4 comments

  • Peroni a day ago

    there might be some privacy implications

    This is a staggering understatement. It would be instantly banned in Europe for a start.

    it feels like it would probably tip the balance far more in favour of the prospective employee than the employer for once

    The majority of job applicants are already employed. Publicly declaring they are applying for jobs elsewhere would be career suicide.

    Ghost jobs would be easily spottable, since no one would be marked as 'hired'.

    You give way too much credit to companies. Most companies are terrible at keeping their own internal Applicant Tracking Systems up to date as it is.

  • txredking 2 days ago

    Sounds great in theory.

    If one could figure out how to get companies to actually use it which seems highly unlikely.

    In a presumably asymmetrical information process where one side has more information that’s valuable to the other but not shared the only reason the informed side would share is for their benefit or they were forced to share.

    So if sharing all that info you mentioned would somehow improve their hiring process i.e lower costs, decrease false positives (hiring bad candidates), increase overall quality of hired candidates, etc. then some companies may be interested in that value trade off.

    Other option being forcing companies to share info through say lowering access overall to candidates (we all left LinkedIn and others and only communicated, applied, etc through your new site).

    * I would say only good candidates could move leaving only bad ones on LinkedIn but “good” is subjective and I think the lower threshold on quality companies will accept in candidates is sadly lower than many of us like to think.

    Also there’s an assumption of information asymmetry here but in reality we have as little information on companies hiring processes as they potentially do on our individual job searches.

    If your site also included visibility into candidates search, how many you applied to, how many interviews you got and success/failure rate, why you didn’t call that company back or ultimately didn’t choose one offer over the other then it actually would be lifting the information veil on both sides so to speak.

    Of course, many candidates may not be comfortable revealing that info if currently working due to possible retaliation (even if technically illegal). So you’re left with candidates that are unemployed currently who are at disadvantage in favor of hiring companies.

    Put another way, if you were the world’s most desirable candidate for whatever field and level you’re at, it was known and agreed far and wide, would it benefit you to share where you applied, how you did, etc?

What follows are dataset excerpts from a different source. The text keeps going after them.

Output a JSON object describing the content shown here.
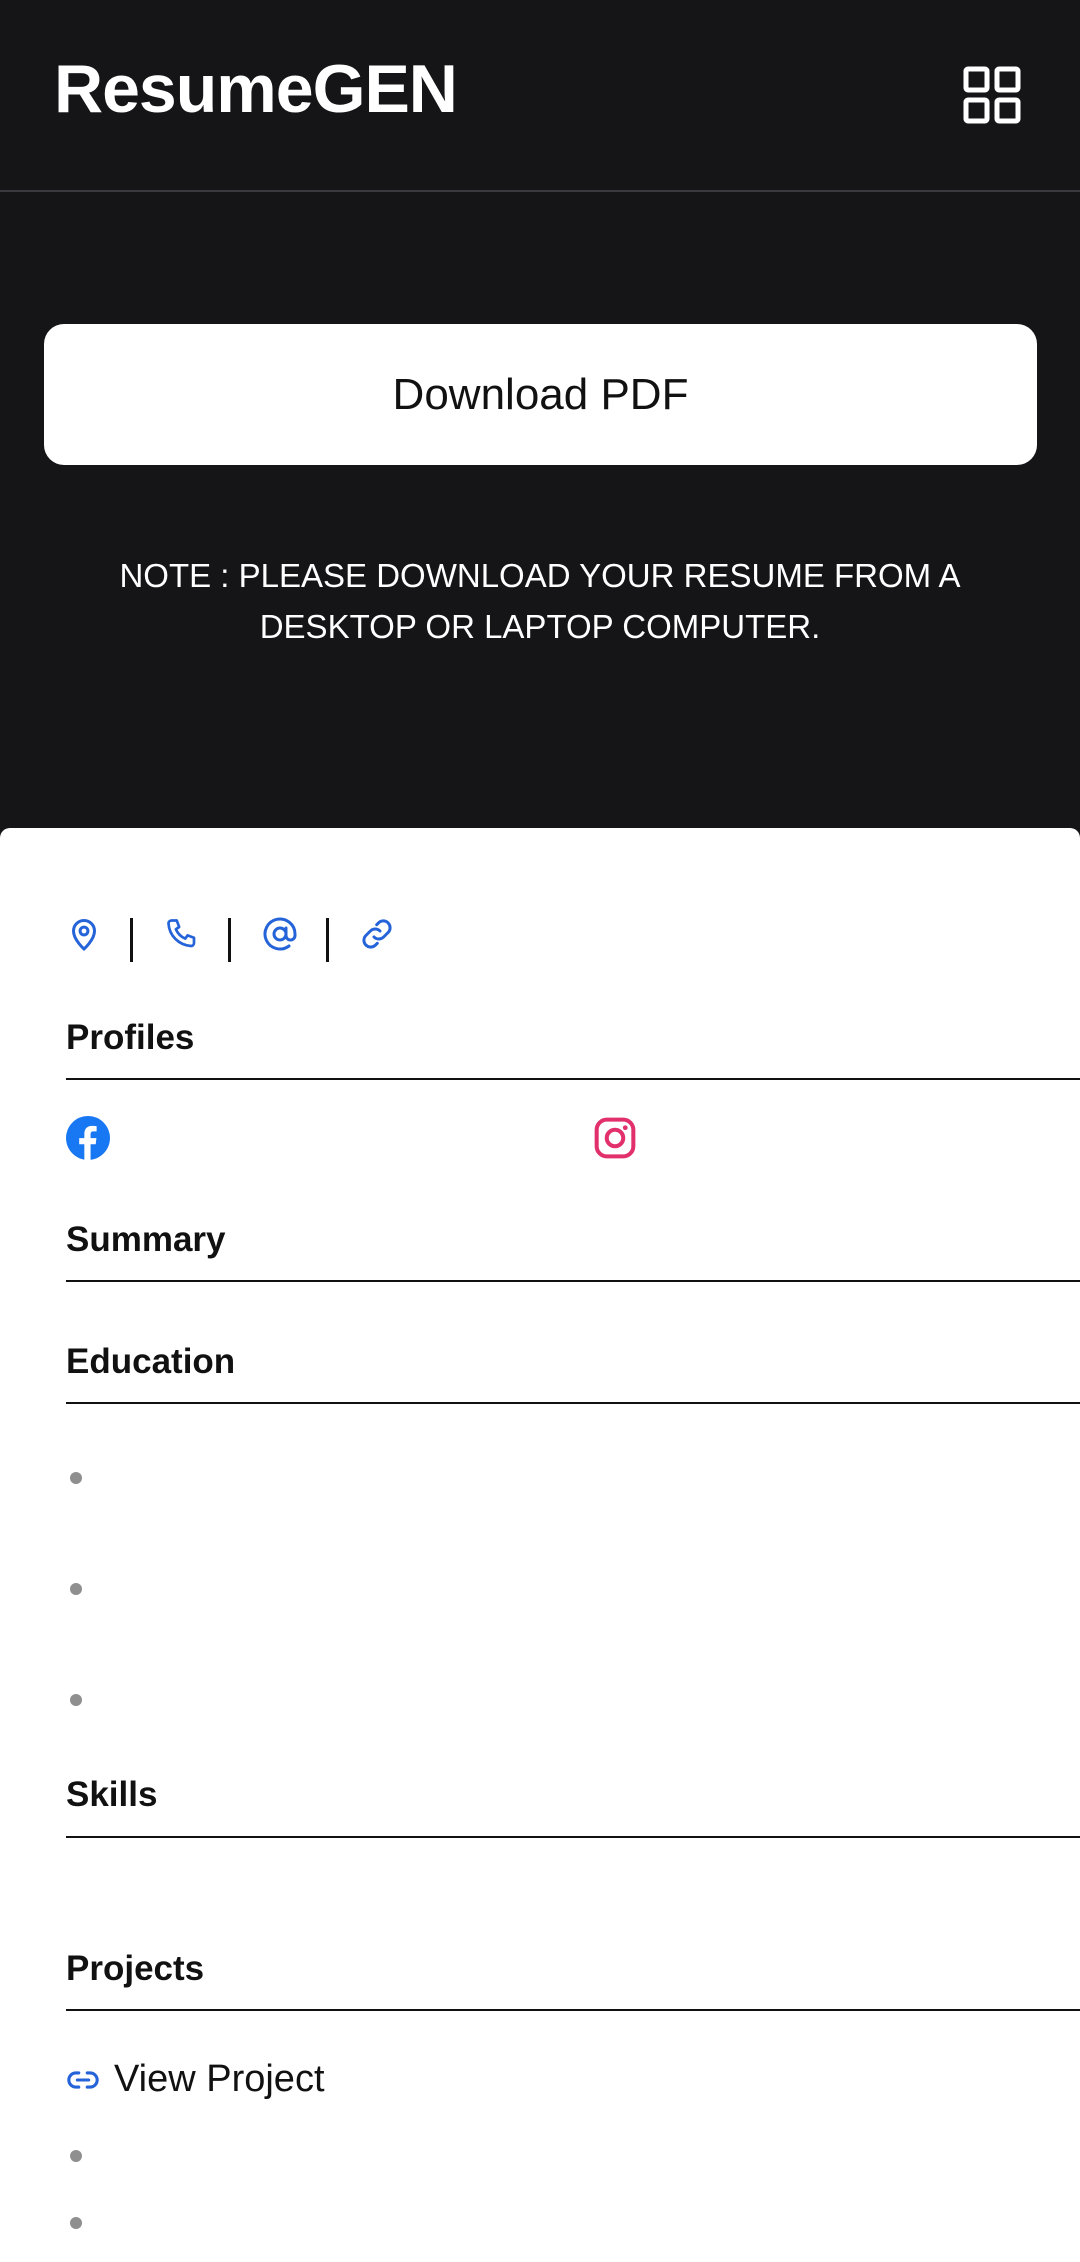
{
  "app": {
    "title": "ResumeGEN"
  },
  "header": {
    "menu_icon": "grid-icon"
  },
  "actions": {
    "download_label": "Download PDF"
  },
  "note": "NOTE : PLEASE DOWNLOAD YOUR RESUME FROM A DESKTOP OR LAPTOP COMPUTER.",
  "contact": {
    "icons": [
      "location-pin-icon",
      "phone-icon",
      "at-sign-icon",
      "link-icon"
    ],
    "accent": "#2563d9"
  },
  "sections": {
    "profiles": "Profiles",
    "summary": "Summary",
    "education": "Education",
    "skills": "Skills",
    "projects": "Projects"
  },
  "profiles": [
    {
      "icon": "facebook-icon",
      "color": "#1877f2"
    },
    {
      "icon": "instagram-icon",
      "color": "#e1306c"
    }
  ],
  "projects": {
    "link_label": "View Project",
    "link_icon": "link-icon"
  }
}
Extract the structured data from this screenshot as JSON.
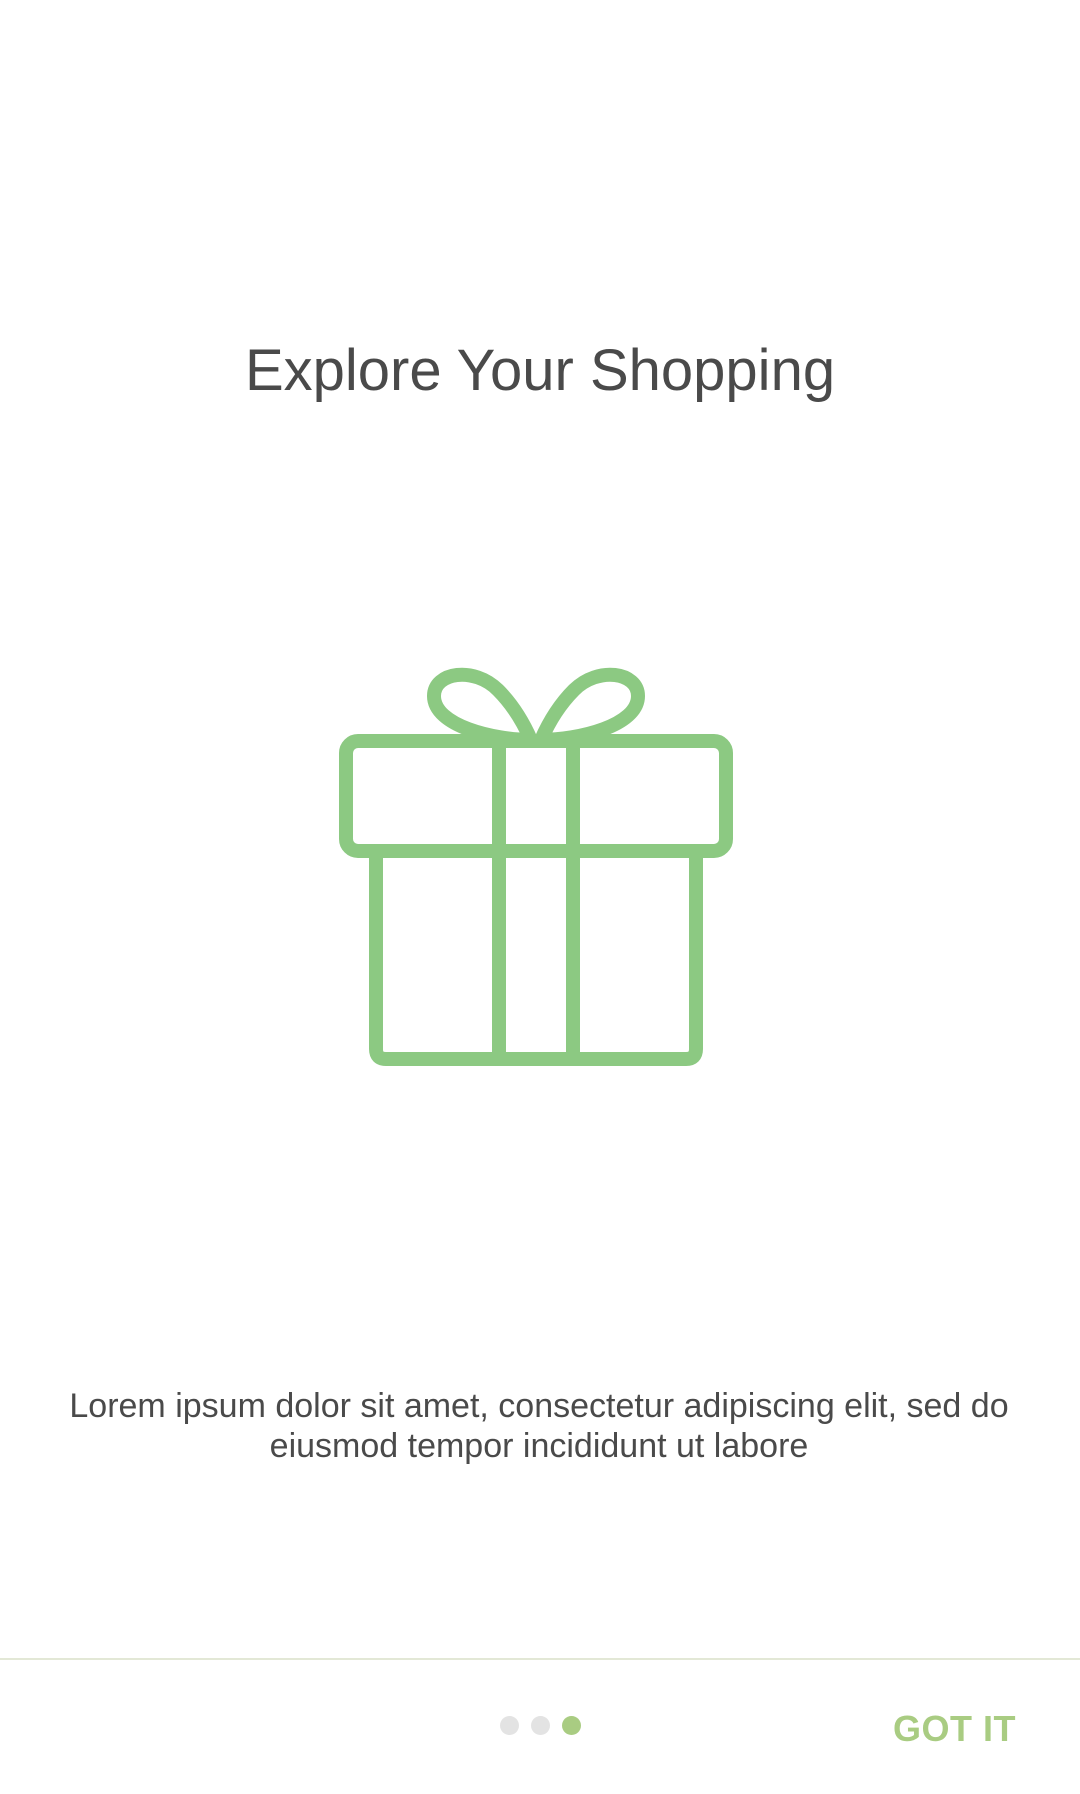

    All this being said, my aim is never discourage someone from trying to solve a problem they believe is important nor flatly deny that something could work just providing some things to think about to hopefully help somehow.

  • al_borland a day ago

    > and there might be some privacy implications

    Huge implications. It sounds like a data broker's dream. I would never apply to a job that had a process like this.

  • JohnFen 2 days ago

    As a job applicant, I wouldn't touch a site that did this. I don't want the details of my application (or even whether or not I submitted one at all) to be publicly accessible.